Comparison of Loosely Coupled and Tightly Coupled Solutions
According to the above, the general rule for choosing between loosely coupled and tightly coupled solutions is as follows. When the size of the query result is unpredictable, the only solution that is guaranteed to work properly is tightly coupled, as it allows for processing the query result as a stream. When the size of the query result is known to be quite small, both tightly coupled and loosely coupled solutions can be used, but the loosely coupled one should work faster.

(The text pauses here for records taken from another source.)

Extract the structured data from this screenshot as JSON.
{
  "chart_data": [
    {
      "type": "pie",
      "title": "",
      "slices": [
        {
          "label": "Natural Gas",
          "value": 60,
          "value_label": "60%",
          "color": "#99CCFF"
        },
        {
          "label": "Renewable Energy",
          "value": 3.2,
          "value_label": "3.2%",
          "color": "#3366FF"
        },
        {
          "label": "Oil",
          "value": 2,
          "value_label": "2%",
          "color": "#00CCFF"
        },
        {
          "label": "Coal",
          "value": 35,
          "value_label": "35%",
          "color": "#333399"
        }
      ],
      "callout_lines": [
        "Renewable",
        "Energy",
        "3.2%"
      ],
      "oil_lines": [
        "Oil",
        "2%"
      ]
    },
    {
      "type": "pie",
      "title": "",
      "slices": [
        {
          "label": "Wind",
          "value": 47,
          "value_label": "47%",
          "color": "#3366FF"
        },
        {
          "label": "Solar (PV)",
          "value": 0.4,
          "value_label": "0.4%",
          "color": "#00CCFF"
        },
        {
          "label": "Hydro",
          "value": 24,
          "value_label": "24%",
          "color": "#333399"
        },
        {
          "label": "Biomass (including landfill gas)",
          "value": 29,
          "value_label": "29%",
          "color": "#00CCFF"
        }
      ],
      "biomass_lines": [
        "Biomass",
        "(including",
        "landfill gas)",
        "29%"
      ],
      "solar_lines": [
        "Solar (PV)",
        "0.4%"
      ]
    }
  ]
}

Let us demonstrate the latter statement by experiments. We will compare tightly coupled
and
loosely coupled solutions for the movie review example introduced in the previous
section.
Both solutions are implemented using OmniMark version 8.0 and Sedna version
1.0. The experiments were conducted on Windows XP on a computer with the following
configuration: Pentium M 1.8GHz with a hard disk of 4200 RPM. Sedna buffers were set
to
100MB. There are 3000 movie reviews stored in the database. Each review is about 4KB
in size
and includes six director references, on average. The mapping (people.xml) is
2.22GB in size and includes 50,6000 people. It is also stored in the database.
person
elements are indexed by the id
attribute. The table below
contains average total execution time for five runs.
Solution | Cold Buffers | Hot Buffers |
---|---|---|
Tightly coupled | 7 min 40 sec | 7 min 10 sec |
Loosely coupled | 21 sec | 12 sec |
This table demonstrates that the loosely coupled solution is an order of magnitude faster, as it allows minimizing the number of queries. The fact that loosely coupled solutions usually work faster is also discussed in the literature for database practicians; for instance, see Section 5.4.2, "Minimize the Number of Round-Trips Between the Application and the Database Server," in Database Tuning: Principles, Experiments and Troubleshooting Techniques by Dennis E. Shasha and Philippe Bonnet, published by Morgan Kaufmann in 2002.
Conclusion
Processing document-oriented XML in modern content management applications is a challenging
task, as it often requires both content transformation and database querying.
Domain-specific XML transformation languages (e.g., XSLT and OmniMark) are very good
at
document-oriented XML processing but require a query language (e.g., XQuery) to access
a
database. In XQuery document-oriented XML processing can be implemented via
transform
mechanism, but this mechanism is suitable only for simple
transformation tasks performed on the database side. To build elegant and efficient
document-oriented XML processing applications, we have to combine transformation and
query
languages. We have described two possible approaches, which we call tightly coupled
and
loosely coupled, to combine the languages and discussed the pros and cons of these
approaches.
The last thing worth mentioning is that XQuery-featuring systems has an advantage over SQL-based ones for loosely coupled solutions. Chunks, which include all the data required to process themselves, have quite a complex (hierarchical) structure. SQL does not provide adequate construction facilities to build such structures, as it is designed to deal with simpler (flat) structures. Thanks to XML node constructors, such structures can be easily built in XQuery.
The authors would like to thank Maria Grineva and Patrick Baker for valuable discussions and comments.